En bref: Graham Greene était fiché

L'écrivain britannique Graham Greene, connu pour son engagement anti-américain, a fait pendant 40 ans l'objet d'une étroite surveillance de la part du gouvernement des États-Unis, a révélé hier The Guardian.

D'après le quotidien britannique, les archives déclassées du FBI montrent que le romancier, décédé en 1991, était suivi à la trace, et que ses déplacements suscitaient des dépêches diplomatiques américaines. «Comme on pouvait s'y attendre, les positions de Greene sur la politique et les interventions des États-Unis ne sont pas flatteuses», avait ainsi commenté un diplomate en 1984 dans une dépêche, après un virulent discours de Graham Greene sur l'Amérique latine.
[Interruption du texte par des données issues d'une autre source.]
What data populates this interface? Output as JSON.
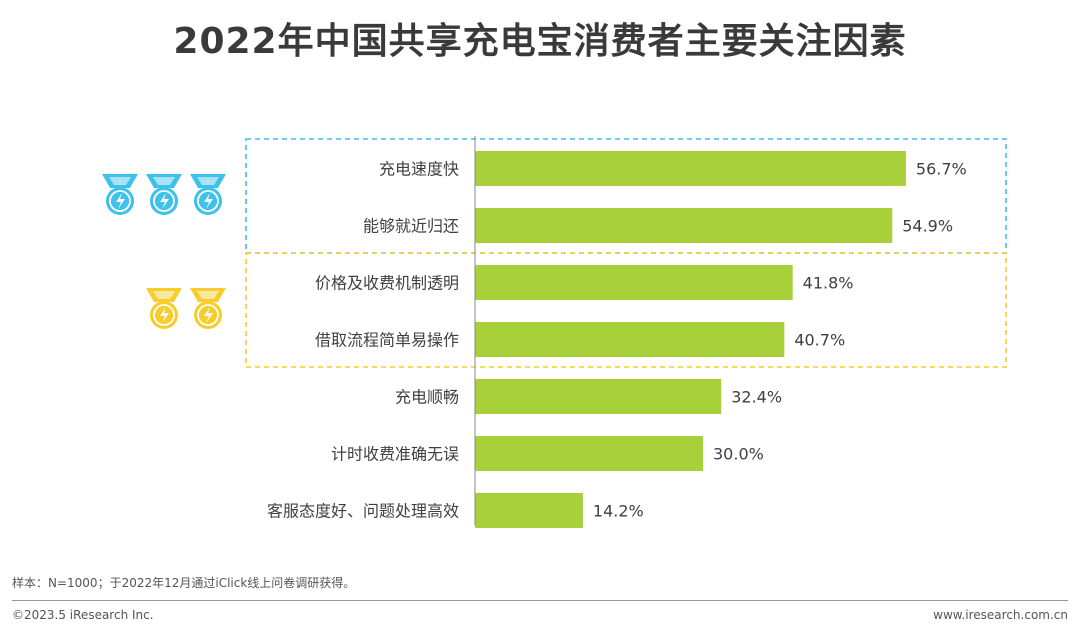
{
  "title": "2022年中国共享充电宝消费者主要关注因素",
  "chart_data": {
    "type": "bar",
    "orientation": "horizontal",
    "categories": [
      "充电速度快",
      "能够就近归还",
      "价格及收费机制透明",
      "借取流程简单易操作",
      "充电顺畅",
      "计时收费准确无误",
      "客服态度好、问题处理高效"
    ],
    "values": [
      56.7,
      54.9,
      41.8,
      40.7,
      32.4,
      30.0,
      14.2
    ],
    "value_labels": [
      "56.7%",
      "54.9%",
      "41.8%",
      "40.7%",
      "32.4%",
      "30.0%",
      "14.2%"
    ],
    "unit": "%",
    "xlim": [
      0,
      100
    ],
    "bar_color": "#a8d03a",
    "groups": [
      {
        "rows": [
          0,
          1
        ],
        "border_color": "#3ec1ea",
        "medal_count": 3,
        "medal_color": "#3ec1ea"
      },
      {
        "rows": [
          2,
          3
        ],
        "border_color": "#f7cd2b",
        "medal_count": 2,
        "medal_color": "#f7cd2b"
      }
    ]
  },
  "note": "样本：N=1000；于2022年12月通过iClick线上问卷调研获得。",
  "copyright": "©2023.5 iResearch Inc.",
  "website": "www.iresearch.com.cn"
}
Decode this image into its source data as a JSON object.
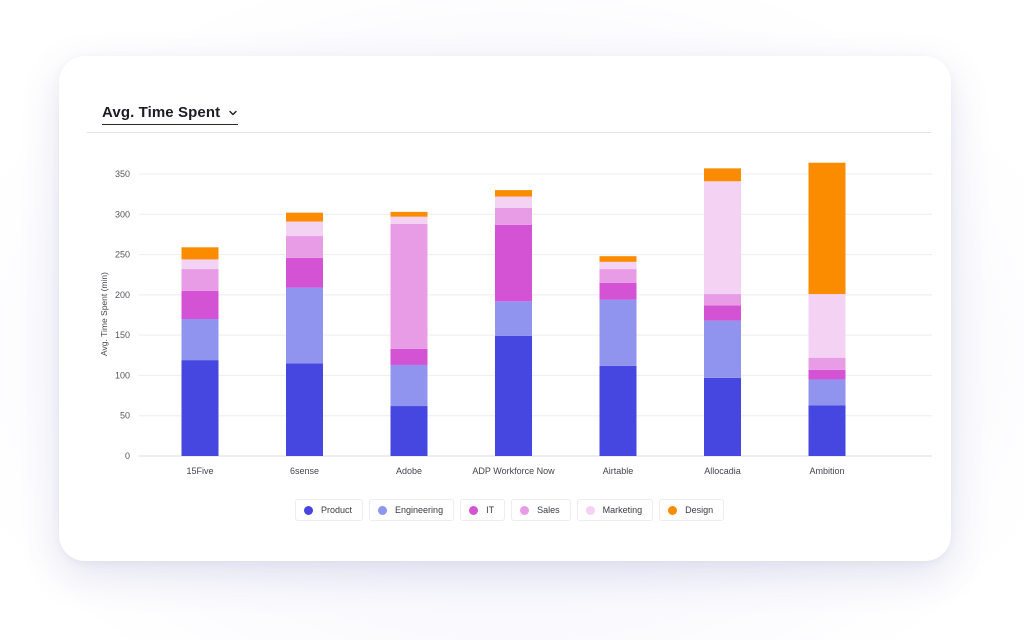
{
  "header": {
    "title": "Avg. Time Spent",
    "dropdown_icon": "chevron-down-icon"
  },
  "chart_data": {
    "type": "bar",
    "stacked": true,
    "title": "Avg. Time Spent",
    "xlabel": "",
    "ylabel": "Avg. Time Spent (min)",
    "ylim": [
      0,
      350
    ],
    "yticks": [
      0,
      50,
      100,
      150,
      200,
      250,
      300,
      350
    ],
    "grid": true,
    "legend_position": "bottom",
    "categories": [
      "15Five",
      "6sense",
      "Adobe",
      "ADP Workforce Now",
      "Airtable",
      "Allocadia",
      "Ambition"
    ],
    "series": [
      {
        "name": "Product",
        "color": "#4646e0",
        "values": [
          119,
          115,
          62,
          149,
          112,
          97,
          63
        ]
      },
      {
        "name": "Engineering",
        "color": "#9094ee",
        "values": [
          51,
          94,
          51,
          43,
          82,
          71,
          32
        ]
      },
      {
        "name": "IT",
        "color": "#d452d4",
        "values": [
          35,
          37,
          20,
          95,
          21,
          19,
          12
        ]
      },
      {
        "name": "Sales",
        "color": "#e79ce5",
        "values": [
          27,
          27,
          155,
          21,
          17,
          14,
          15
        ]
      },
      {
        "name": "Marketing",
        "color": "#f3d2f3",
        "values": [
          12,
          18,
          9,
          14,
          9,
          140,
          79
        ]
      },
      {
        "name": "Design",
        "color": "#fb8c00",
        "values": [
          15,
          11,
          6,
          8,
          7,
          16,
          163
        ]
      }
    ]
  }
}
Graham Greene voyageait régulièrement, en particulier en Amérique latine, pour encourager la résistance à ce qu'il dénonçait comme l'ingérence américaine et rencontrait nombre de personnalités. Il s'était ainsi lié d'amitié avec le dirigeant communiste cubain Fidel Castro dès les lendemains de la révolution cubaine de 1959 qui avait porté le leader au pouvoir et fréquentait également Daniel Ortega, le chef du gouvernement sandiniste au Nicaragua, dans les années 80.